Two and a bit years later and Pental has rewarded shareholders with a 53 per cent total return, including dividends. In a market that has travelled sideways, that’s impressive, but it triggers a question: what now?
The company has returned to profit, the $8.2 million in pre-tax earnings in 2015 a sharp improvement from the $4.8m loss in 2012. The trouble is that this improvement came entirely through cost cutting. In 2012, revenue was $80m. It’s pretty much the same figure today. Cost cutting can maximise profits but there’s a limit to its usefulness. Squeezing a lemon delivers only so much juice.
Management has targeted further refinements in the coming year (indeed, two of the five “growth opportunities” from the recent presentation were cost cutting measures), but the future benefits are more incremental than transformational. Pental must now shift to growing revenue if it is to post higher earnings.
Given the revenue stagnation of the last few years, that seems unlikely. Pental competes for shelf space with foreign imports and the supermarkets’ own home brands. Without a clear competitive edge, it may be destined to a future of mediocre returns.

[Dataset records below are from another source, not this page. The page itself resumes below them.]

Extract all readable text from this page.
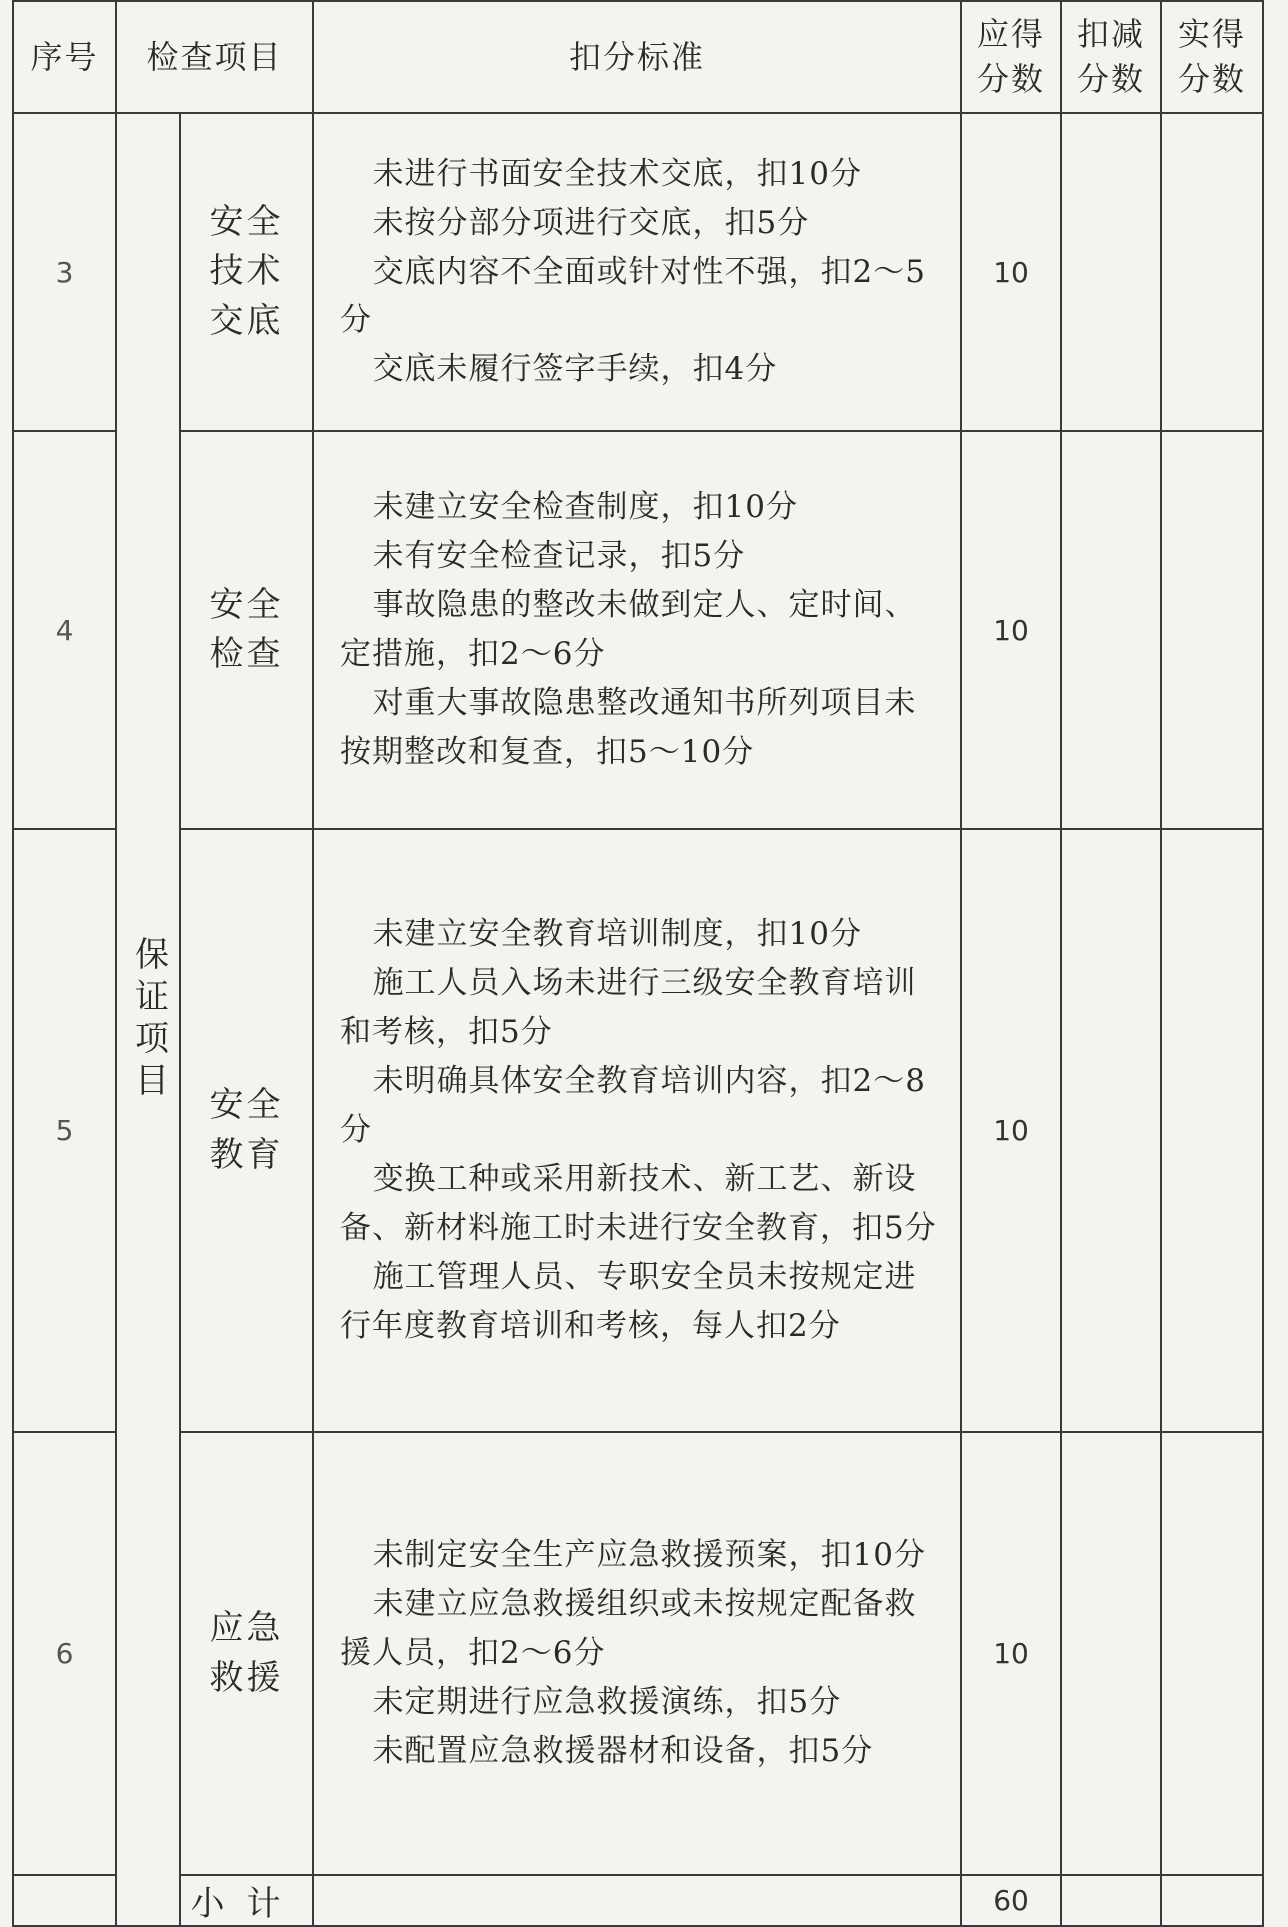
序号	检查项目		扣分标准	应得分数	扣减分数	实得分数
3	保证项目	安全技术交底	未进行书面安全技术交底，扣10分
未按分部分项进行交底，扣5分
交底内容不全面或针对性不强，扣2～5分
交底未履行签字手续，扣4分	10		
4		安全检查	未建立安全检查制度，扣10分
未有安全检查记录，扣5分
事故隐患的整改未做到定人、定时间、定措施，扣2～6分
对重大事故隐患整改通知书所列项目未按期整改和复查，扣5～10分	10		
5		安全教育	未建立安全教育培训制度，扣10分
施工人员入场未进行三级安全教育培训和考核，扣5分
未明确具体安全教育培训内容，扣2～8分
变换工种或采用新技术、新工艺、新设备、新材料施工时未进行安全教育，扣5分
施工管理人员、专职安全员未按规定进行年度教育培训和考核，每人扣2分	10		
6		应急救援	未制定安全生产应急救援预案，扣10分
未建立应急救援组织或未按规定配备救援人员，扣2～6分
未定期进行应急救援演练，扣5分
未配置应急救援器材和设备，扣5分	10		
		小计		60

The company seems to appreciate that perception, which is why China hoves into view. Pental wants to export its home and personal care products to Asia, seeking to tap the success of 'Chinese consumer stocks' like Blackmores and Bellamy’s. Just 0.1 per cent of Pental’s total sales are made in Asia but even if we assume the company is successful, it’s likely to take longer than most investors are prepared to wait.
Exporting to China is hard yakka. A key feature of the successful Chinese consumer stocks like A2 Milk and Capilano Honey is the ingestible nature of their products. Chinese consumers are willing to pay a premium for safe, high quality imports that they eat. Whether they’re prepared to also pay a premium for soaps, firelighters and bathroom cleaners remains to be seen.

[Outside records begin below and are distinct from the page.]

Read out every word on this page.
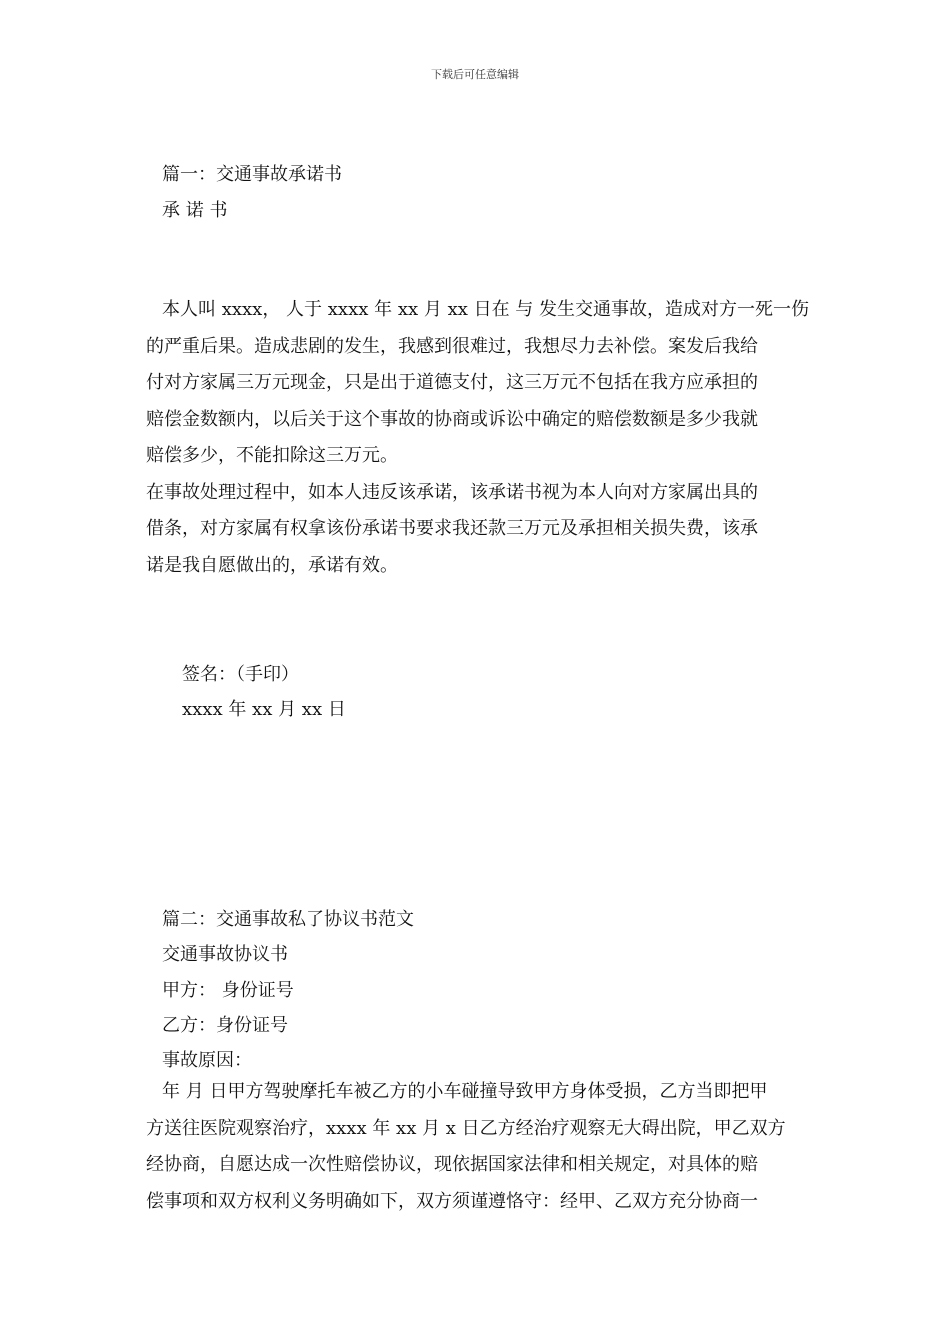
下载后可任意编辑
篇一：交通事故承诺书
承 诺 书
本人叫 xxxx， 人于 xxxx 年 xx 月 xx 日在 与 发生交通事故，造成对方一死一伤
的严重后果。造成悲剧的发生，我感到很难过，我想尽力去补偿。案发后我给
付对方家属三万元现金，只是出于道德支付，这三万元不包括在我方应承担的
赔偿金数额内，以后关于这个事故的协商或诉讼中确定的赔偿数额是多少我就
赔偿多少，不能扣除这三万元。
在事故处理过程中，如本人违反该承诺，该承诺书视为本人向对方家属出具的
借条，对方家属有权拿该份承诺书要求我还款三万元及承担相关损失费，该承
诺是我自愿做出的，承诺有效。
签名：（手印）
xxxx 年 xx 月 xx 日
篇二：交通事故私了协议书范文
交通事故协议书
甲方： 身份证号
乙方：身份证号
事故原因：
年 月 日甲方驾驶摩托车被乙方的小车碰撞导致甲方身体受损，乙方当即把甲
方送往医院观察治疗，xxxx 年 xx 月 x 日乙方经治疗观察无大碍出院，甲乙双方
经协商，自愿达成一次性赔偿协议，现依据国家法律和相关规定，对具体的赔
偿事项和双方权利义务明确如下，双方须谨遵恪守：经甲、乙双方充分协商一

Yet the current trailing PER of 15 indicates a company that will manage to carve out some growth. We’re not so sure. If a stock isn’t cheap, or growing rapidly, it’s hard to see how you can make money from it. That’s why we’re getting out. This has been a successful recommendation and we’re happy to leave it behind with a handsome return.
We recommend members SELL Pental and build their cash pile ready to deploy in our next buy idea, which won’t be too far away.